The Iwo Jima victory cleared the path for a more effective bombing campaign of the Japanese homeland, but the real spoils came via war photographer Joe Rosenthal's camera. At the moment five Marines and one Navy corpsman replaced the original American flag from atop the Mount Suribachi stronghold, Rosenthal clicked and captured an image that has become an American icon.
Based on a book of the same name, Eastwood's film follows the three survivors of the famous "Flag Raising" photograph as they wind across the United States on a promotional tour to raise money for the war effort. The movie's setting oscillates between a battlefield where Marines seek to make sense of the ubiquitous brutality and a homefront where the three survivors in Rosenthal's photo must confront the unseemly task of shilling for dollars while their war buddies fight on.
Like Eastwood's previous efforts (Mystic River, Million Dollar Baby), Flags is grimly honest in ways that previous Iwo Jima flicks like John Wayne's Sands of Iwo Jima (1949) don't even approach. While making Flags of Our Fathers, Eastwood even produced and directed Letters from Iwo Jima, a film from the Japanese perspective of the battle; it's set to premiere next February.

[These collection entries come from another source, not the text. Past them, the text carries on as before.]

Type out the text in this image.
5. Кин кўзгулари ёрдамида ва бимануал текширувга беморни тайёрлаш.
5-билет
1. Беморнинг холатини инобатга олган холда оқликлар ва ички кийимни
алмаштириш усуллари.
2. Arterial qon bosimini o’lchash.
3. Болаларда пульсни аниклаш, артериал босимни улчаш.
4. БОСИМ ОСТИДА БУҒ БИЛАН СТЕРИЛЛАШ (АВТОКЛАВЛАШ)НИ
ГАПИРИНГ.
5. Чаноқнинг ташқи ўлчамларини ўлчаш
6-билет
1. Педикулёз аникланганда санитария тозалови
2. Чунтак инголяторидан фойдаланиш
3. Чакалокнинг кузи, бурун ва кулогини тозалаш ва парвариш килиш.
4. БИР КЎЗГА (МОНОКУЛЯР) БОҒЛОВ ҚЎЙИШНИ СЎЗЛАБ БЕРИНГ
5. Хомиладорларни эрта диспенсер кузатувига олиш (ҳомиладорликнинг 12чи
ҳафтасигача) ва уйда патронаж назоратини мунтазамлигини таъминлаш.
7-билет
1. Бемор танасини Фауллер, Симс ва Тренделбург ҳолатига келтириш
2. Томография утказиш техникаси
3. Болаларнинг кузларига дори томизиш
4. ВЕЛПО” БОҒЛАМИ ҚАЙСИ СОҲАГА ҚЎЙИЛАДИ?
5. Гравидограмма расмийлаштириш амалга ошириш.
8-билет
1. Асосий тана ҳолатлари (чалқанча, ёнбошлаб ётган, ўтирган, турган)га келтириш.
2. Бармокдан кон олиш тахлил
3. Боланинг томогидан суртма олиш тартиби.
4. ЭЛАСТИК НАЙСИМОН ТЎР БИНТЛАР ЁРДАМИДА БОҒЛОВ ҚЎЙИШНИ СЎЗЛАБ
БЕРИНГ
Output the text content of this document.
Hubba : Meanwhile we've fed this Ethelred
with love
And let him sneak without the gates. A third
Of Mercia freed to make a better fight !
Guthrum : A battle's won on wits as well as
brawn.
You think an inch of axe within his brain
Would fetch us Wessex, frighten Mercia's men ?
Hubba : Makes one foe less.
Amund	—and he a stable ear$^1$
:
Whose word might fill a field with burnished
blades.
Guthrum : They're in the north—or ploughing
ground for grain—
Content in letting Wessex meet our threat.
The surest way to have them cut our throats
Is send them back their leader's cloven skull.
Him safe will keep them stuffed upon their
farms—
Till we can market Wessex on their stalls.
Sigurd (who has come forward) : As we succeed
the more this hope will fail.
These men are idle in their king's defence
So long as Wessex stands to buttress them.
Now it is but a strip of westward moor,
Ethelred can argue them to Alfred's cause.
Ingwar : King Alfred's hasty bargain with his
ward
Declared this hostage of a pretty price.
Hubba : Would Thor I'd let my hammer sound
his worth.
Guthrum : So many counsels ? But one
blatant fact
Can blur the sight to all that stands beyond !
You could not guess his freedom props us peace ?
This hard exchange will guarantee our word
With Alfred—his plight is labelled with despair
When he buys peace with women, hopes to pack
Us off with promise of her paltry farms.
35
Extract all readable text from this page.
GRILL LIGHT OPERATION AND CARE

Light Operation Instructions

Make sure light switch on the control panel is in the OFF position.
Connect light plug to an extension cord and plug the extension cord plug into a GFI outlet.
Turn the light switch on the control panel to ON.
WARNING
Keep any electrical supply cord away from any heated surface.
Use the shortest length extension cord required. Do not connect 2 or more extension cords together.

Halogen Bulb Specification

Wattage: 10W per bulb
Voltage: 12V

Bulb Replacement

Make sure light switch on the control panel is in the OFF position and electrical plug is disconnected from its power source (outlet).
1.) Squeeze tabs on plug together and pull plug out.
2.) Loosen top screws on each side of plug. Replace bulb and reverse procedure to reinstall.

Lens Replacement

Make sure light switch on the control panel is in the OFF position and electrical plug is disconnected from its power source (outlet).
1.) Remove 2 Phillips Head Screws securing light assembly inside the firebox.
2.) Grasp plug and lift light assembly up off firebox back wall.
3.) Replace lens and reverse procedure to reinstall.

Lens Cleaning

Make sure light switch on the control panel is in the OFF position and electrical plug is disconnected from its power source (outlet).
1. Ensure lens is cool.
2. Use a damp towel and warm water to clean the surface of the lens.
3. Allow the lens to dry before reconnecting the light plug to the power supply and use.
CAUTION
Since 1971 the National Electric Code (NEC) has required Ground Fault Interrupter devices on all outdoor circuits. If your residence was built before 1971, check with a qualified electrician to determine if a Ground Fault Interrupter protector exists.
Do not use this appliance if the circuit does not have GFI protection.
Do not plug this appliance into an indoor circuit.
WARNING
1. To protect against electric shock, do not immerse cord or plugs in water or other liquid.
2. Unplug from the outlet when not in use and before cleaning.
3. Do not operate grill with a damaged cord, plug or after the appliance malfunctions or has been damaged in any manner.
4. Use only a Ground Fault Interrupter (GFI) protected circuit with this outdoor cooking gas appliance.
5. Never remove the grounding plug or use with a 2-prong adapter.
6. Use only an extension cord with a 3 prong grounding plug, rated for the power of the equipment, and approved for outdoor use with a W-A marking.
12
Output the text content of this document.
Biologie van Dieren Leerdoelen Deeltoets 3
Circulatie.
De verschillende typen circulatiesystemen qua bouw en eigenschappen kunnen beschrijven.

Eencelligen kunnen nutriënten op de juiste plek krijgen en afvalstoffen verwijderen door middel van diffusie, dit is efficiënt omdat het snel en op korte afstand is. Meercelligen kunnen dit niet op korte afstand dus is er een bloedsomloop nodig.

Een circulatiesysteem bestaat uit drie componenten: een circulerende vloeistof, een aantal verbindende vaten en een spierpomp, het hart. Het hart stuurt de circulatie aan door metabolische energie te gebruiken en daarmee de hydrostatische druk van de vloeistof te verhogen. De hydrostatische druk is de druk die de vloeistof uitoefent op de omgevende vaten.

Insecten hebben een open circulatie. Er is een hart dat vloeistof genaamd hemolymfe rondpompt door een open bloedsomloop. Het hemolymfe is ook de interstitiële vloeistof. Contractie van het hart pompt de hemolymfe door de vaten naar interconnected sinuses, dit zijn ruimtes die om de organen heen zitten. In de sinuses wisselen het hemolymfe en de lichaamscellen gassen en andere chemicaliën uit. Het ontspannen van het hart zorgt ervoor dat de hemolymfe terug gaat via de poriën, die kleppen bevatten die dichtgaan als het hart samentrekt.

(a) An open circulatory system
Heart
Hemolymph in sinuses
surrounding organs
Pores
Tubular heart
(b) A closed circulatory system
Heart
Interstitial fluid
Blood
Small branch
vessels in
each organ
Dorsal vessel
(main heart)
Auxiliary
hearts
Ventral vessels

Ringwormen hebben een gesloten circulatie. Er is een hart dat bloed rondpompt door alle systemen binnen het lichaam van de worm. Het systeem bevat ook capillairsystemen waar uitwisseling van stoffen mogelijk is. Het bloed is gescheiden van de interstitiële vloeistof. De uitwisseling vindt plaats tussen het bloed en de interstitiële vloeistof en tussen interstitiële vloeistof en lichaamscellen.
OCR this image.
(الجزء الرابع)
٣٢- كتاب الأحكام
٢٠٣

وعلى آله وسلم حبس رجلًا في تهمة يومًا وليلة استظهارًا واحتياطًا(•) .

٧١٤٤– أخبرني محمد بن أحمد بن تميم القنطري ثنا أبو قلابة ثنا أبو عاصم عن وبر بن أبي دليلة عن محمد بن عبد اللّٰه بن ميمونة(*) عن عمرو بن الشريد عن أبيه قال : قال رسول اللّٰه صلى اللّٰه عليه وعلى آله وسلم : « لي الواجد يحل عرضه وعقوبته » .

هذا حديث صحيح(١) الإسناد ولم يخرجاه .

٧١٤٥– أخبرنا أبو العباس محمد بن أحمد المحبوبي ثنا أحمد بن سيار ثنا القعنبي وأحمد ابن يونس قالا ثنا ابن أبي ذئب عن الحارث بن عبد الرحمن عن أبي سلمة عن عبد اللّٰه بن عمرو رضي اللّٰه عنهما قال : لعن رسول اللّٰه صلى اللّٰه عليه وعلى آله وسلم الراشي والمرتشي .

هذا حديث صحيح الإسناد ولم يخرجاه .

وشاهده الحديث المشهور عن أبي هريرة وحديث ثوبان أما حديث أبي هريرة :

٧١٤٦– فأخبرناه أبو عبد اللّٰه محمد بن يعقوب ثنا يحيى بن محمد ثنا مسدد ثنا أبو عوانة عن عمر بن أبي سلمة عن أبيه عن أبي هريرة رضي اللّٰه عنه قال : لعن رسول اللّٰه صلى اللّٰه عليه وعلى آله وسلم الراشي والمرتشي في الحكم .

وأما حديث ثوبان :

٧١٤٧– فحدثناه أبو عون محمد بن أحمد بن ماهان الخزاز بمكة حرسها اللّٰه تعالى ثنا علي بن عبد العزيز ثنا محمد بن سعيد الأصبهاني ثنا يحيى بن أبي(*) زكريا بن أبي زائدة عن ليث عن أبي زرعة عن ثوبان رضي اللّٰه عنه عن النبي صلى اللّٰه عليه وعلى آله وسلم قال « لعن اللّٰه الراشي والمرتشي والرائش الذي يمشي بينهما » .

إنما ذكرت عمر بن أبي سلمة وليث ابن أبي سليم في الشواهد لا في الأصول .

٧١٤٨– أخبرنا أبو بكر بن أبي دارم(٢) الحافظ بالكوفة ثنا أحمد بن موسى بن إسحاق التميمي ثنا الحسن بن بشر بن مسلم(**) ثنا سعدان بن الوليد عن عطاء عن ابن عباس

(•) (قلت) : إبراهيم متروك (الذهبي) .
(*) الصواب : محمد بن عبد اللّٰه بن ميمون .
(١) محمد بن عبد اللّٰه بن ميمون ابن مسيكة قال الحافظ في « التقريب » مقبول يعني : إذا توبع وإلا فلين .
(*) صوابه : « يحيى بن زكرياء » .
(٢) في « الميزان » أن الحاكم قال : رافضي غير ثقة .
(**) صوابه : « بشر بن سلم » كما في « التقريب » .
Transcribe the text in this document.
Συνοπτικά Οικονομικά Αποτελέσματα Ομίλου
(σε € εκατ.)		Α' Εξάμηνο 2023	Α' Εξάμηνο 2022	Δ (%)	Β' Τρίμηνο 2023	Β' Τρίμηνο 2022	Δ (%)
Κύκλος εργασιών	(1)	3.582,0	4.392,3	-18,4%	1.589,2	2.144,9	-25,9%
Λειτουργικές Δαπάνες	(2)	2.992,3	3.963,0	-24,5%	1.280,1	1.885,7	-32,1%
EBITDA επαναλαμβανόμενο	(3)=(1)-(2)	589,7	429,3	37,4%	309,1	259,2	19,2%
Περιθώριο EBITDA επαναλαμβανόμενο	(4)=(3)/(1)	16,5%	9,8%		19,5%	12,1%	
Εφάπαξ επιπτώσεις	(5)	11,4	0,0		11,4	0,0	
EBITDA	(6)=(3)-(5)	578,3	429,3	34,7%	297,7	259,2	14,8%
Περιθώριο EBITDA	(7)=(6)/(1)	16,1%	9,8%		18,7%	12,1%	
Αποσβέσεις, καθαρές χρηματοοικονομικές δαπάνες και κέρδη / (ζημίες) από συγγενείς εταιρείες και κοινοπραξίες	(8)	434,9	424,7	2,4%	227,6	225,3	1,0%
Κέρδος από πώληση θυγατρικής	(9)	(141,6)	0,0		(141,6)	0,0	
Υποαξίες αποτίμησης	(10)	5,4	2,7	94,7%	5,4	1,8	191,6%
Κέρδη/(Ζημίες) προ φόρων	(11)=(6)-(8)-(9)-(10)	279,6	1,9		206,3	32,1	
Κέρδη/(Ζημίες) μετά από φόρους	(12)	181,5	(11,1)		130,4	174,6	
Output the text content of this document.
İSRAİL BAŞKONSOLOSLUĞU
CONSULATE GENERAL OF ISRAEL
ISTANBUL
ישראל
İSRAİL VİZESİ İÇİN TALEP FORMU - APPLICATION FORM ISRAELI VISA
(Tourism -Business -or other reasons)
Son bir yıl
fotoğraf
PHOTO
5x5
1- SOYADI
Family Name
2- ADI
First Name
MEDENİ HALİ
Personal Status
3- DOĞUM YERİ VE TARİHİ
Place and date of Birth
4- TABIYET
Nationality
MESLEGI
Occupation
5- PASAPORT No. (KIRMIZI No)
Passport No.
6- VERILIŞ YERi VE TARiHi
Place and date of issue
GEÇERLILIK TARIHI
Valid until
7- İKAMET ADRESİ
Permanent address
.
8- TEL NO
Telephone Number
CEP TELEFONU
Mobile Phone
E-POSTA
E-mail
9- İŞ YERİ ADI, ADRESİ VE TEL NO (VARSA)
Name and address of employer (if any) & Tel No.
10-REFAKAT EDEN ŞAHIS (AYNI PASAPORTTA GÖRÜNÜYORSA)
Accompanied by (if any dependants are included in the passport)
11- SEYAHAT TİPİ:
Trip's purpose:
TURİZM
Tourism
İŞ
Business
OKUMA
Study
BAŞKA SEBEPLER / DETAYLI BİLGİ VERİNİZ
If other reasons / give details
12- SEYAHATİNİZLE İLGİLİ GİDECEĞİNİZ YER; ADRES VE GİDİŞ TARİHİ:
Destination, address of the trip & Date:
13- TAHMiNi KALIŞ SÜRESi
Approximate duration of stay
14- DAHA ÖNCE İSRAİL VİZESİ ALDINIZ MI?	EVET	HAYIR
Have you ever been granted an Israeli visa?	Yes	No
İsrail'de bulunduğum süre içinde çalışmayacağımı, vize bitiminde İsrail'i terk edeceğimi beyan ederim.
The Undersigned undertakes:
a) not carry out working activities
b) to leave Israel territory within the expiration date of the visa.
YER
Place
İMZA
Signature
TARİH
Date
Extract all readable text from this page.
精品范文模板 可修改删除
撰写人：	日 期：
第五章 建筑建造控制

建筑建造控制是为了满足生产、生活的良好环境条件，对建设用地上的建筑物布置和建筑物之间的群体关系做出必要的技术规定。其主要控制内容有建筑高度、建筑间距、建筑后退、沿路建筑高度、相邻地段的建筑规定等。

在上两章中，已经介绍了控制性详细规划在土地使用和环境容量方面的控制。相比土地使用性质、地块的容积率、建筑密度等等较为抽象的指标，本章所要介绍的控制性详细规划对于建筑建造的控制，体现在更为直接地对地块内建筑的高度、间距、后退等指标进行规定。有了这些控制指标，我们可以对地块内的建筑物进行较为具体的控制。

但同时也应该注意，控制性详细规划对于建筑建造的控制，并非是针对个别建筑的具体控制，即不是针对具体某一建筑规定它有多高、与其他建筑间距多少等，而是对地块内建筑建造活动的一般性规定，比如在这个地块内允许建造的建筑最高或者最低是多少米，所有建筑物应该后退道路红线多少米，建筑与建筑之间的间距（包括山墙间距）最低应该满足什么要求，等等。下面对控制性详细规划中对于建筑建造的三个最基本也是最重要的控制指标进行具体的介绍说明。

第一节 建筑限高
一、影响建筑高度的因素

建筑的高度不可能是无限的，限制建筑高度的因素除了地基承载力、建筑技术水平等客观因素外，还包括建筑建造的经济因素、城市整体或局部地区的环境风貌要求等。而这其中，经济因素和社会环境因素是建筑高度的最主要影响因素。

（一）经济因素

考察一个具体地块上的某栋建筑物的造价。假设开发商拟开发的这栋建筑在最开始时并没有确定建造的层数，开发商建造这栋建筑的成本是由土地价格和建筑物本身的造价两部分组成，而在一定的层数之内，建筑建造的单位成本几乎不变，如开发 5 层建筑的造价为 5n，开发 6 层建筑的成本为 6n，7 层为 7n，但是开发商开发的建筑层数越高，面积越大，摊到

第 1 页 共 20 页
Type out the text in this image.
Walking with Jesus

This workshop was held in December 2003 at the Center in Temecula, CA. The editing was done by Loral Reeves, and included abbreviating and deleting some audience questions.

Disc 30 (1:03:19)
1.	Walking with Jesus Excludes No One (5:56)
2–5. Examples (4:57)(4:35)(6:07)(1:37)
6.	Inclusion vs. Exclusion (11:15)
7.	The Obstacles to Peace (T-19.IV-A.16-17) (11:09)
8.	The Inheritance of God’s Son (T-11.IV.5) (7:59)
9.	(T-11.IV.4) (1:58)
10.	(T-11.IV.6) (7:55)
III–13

If Flags lacks the same emotional tug as Saving Private Ryan, that's because the film's point is less pathos than logos. Eastwood argues that Rosenthal's famous photograph saved the war effort by giving hope to a war-weary homefront. And perhaps that's why the film has a certain currency. As Michael Fumento has shown, U.S. reporters in Iraq mostly hang out in hotels and, without firsthand knowledge of what's going on, deliver anti-Bush propaganda. America's present war effort in Iraq could use a Rosenthal-like photograph to give the other side: that victory is still attainable.